Thursday, August 19, 2010
Lightning as symbol.
Our early ancestors revered and feared natural phenomena; lightning and other atmospheric displays were appeased by means of magic rituals, a type of behavior that has persisted throughout human development and which remains pervasive today.
As our species acquired complex language skills, and gained confidence by adapting to new environments, we began to project "consciousness" onto the universe in the form of supernatural beings. Storms, lightning, thunder, rain, and wind became attributes of the sky god or goddess. All objects or creatures that traveled through the sky became associated with that deity. Real events and objects became symbols that referred to a new supernatural repository of magical associations and ideas. These ideas created a non-physical dimension within the human mind.
Zeus is a familiar example of a sky god. On a painted Greek amphora (470-460 b.c.e.) he is poised to launch a lightning bolt (against a giant.) As a symbol of flight, a bird is present to indicate (or to improve) the accuracy of his aim.
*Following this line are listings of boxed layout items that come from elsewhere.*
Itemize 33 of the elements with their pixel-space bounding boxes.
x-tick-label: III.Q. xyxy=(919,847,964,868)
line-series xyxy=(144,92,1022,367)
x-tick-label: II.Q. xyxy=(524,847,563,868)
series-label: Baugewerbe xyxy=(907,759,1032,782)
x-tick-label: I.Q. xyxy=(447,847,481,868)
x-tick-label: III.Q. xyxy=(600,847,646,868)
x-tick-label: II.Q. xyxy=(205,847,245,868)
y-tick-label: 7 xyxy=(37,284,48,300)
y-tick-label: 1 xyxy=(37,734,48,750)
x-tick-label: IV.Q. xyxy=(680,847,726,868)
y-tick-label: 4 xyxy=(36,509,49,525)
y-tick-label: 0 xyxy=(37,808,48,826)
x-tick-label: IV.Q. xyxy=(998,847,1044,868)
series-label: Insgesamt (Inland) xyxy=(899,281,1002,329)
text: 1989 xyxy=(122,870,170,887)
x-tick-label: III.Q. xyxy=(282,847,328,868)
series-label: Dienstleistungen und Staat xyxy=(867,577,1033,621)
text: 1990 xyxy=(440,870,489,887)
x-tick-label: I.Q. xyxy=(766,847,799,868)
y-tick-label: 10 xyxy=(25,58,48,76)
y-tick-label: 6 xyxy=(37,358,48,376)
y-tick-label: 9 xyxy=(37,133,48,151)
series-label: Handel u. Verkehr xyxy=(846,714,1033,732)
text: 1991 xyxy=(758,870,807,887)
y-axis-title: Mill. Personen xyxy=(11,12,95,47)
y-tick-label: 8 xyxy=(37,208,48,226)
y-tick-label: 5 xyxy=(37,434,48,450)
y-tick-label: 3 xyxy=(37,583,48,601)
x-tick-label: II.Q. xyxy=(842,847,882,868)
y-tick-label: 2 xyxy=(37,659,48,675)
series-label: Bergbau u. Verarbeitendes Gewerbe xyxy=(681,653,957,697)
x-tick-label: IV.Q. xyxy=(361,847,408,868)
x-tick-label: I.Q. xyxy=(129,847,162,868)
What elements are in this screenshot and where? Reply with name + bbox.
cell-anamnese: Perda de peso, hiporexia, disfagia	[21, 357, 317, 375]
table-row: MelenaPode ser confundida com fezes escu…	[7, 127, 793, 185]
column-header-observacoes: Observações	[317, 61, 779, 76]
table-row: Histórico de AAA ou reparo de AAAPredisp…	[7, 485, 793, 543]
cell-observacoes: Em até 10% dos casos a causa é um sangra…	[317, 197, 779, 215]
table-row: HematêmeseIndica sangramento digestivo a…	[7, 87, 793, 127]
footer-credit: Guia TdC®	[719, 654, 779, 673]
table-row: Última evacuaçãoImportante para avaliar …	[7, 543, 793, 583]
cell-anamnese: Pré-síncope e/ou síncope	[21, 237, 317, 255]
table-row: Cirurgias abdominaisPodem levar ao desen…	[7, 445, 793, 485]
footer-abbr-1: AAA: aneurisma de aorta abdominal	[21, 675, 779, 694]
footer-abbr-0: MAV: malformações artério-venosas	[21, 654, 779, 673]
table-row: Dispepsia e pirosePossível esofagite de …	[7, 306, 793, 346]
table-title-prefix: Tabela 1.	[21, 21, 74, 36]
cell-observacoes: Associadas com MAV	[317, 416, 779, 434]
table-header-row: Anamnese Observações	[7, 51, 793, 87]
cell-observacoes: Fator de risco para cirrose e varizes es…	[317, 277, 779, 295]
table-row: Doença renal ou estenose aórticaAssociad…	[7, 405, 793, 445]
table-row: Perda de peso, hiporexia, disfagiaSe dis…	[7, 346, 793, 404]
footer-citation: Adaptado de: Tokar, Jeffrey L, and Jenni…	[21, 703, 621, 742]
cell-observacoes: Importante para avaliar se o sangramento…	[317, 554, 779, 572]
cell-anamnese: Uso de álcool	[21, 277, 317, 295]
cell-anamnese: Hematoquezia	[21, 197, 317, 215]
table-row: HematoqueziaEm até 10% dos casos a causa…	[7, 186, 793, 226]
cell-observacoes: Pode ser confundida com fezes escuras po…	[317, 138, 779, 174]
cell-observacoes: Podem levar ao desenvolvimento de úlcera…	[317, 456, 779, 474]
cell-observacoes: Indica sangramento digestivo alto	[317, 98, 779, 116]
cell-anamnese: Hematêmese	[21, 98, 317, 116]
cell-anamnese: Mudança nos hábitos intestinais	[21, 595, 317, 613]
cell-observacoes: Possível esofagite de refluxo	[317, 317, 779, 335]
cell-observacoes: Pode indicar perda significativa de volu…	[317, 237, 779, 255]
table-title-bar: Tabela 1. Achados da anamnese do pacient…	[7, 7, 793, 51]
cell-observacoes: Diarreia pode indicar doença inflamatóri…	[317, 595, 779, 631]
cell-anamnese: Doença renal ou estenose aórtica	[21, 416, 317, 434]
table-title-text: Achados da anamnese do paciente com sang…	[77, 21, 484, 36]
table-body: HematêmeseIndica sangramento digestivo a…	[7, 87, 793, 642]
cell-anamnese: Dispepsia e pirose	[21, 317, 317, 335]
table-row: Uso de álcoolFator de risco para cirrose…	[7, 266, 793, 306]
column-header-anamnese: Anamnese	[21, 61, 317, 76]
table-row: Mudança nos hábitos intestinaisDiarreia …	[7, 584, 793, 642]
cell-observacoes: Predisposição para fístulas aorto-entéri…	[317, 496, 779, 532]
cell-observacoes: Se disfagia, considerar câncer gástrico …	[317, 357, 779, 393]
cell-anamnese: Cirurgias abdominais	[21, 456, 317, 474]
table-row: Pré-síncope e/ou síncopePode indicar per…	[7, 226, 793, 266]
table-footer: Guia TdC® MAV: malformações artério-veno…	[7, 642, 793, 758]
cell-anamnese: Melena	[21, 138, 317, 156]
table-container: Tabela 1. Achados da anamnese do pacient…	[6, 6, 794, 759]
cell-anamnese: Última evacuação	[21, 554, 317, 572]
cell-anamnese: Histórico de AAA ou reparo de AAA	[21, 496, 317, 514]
The famous bronze Zeus from Artemisium, in the similar pose of a javelin thrower (470 b.c.e.), literally embodies Greek ideas about mature manhood. His superb physical development is based on the mathematical relationship of the human body to nature; his mental state is equally balanced. Emotion is a potential force held in readiness by rational thought. The result is a quality of lightness, flexibility, and harmony that teaches the viewer what a man can be.
All gods acquire new attributes and characteristics through time: Zeus is a typical Top Male.
In Christian art the image of Zeus was conflated with that of Jehovah, but the two sky gods represent drastically different styles of Top Male. Zeus was famously in love with his wife Hera and seduced many women. He was not the sole ruler of man and nature, but shared dominion with many deities, both male and female. Jehovah was a woman-hating bachelor whose ego consumed creation - a very unbalanced man. He killed off his wife (nature), and destroyed everything positive and necessary regarding females; he demanded the abject obedience of his favorite object of torture - man. He wasn't even present for the conception of his one child, who was produced by artificial insemination. The radically different character of Zeus and Jehovah, who began as essentially the same type of Top Male god, is the product of the cultures that produced them.